Probabilistic Medical Reasoning and Clinical Decision-making
Medicine is the science of uncertainty and art of probability.
Medicine is full of uncertainty to the point that there is no absolute certainty in all diagnoses from clinical, procedural and laboratory diagnostic (blood tests, imaging, etc.), histopath, operative, and even post-mortem.
Medicine is full of uncertainty to the point there is no absolute certainty in predicting the life span of a patient; when a patient will die; course of a disease and treatment outcome.
Medicine is really an art of probability in problem-solving and decision-making.
There are two kinds of probabilities that one use in problem-solving and decision-making in the practice of medicine.
These are subjective probability and frequential probability.
Subjective probability is the probability derived from an individual’s personal judgment about whether a specific event or outcome is likely to occur. It has no formal calculations and only reflect the individual’s opinions and past experience. This is the more common type probability used by physicians in predicting an event or outcome as there are still lots of medical conditions with no documented or unpublished calculated frequential probability. The main reason for this lack is the difficulty and tediousness in getting accurate frequential probability.
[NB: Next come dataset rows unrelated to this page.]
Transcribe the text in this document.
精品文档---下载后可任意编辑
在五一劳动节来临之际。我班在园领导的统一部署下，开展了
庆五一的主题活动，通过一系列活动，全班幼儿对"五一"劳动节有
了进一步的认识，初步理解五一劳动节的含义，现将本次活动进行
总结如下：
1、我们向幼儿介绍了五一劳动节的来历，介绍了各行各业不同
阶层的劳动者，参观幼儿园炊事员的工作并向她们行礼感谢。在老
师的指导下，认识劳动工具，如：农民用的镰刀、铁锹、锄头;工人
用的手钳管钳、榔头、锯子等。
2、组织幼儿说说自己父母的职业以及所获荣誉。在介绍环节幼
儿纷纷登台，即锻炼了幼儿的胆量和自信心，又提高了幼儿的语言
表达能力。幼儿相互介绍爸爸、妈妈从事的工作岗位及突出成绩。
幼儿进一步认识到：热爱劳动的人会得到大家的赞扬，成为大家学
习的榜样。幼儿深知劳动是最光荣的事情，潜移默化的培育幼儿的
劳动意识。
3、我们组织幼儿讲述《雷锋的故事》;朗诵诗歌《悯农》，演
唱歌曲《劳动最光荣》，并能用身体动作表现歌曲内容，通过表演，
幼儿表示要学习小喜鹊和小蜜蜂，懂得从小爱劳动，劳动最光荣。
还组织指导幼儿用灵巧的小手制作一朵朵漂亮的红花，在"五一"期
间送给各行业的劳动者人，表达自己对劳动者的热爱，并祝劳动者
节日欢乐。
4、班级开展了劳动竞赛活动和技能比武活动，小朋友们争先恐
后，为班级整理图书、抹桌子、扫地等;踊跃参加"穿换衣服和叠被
Frequential probability is the probability derived from a formal study noting the relative frequency of occurrence of an event or outcome observed in a number of repetitions of the experiment. The frequential probability is more reliable than subjective probability as this is derived from a formal study of large series of incidents or cases. As mentioned earlier, however, there are still lots of medical conditions with no documented or unpublished calculated frequential probability.
Probability, whether subjective or frequential, is used by physicians in arriving to a clinical diagnosis after history and physical examination; pretreatment diagnosis after paraclinical diagmostic procedures are done; prediction of the outcome of treatment; and prediction of course and prognosis of a disease.
Because clinical data are imperfect and outcomes of treatment are uncertain, the physicians often are faced with difficult choices. Physicians often use probabilistic medical reasoning to deal with uncertainty inherent in medical decision.
More often, physicians use subjective probability more than frequential probability as often times, it is difficult to assess probability from “hard” data. One, frequential probability data are absent or not readily available. Second, frequential probability data if present do not match the requirements of the patients.
Challenge: is there a systematic way of calculating subjective probability? Am looking for one.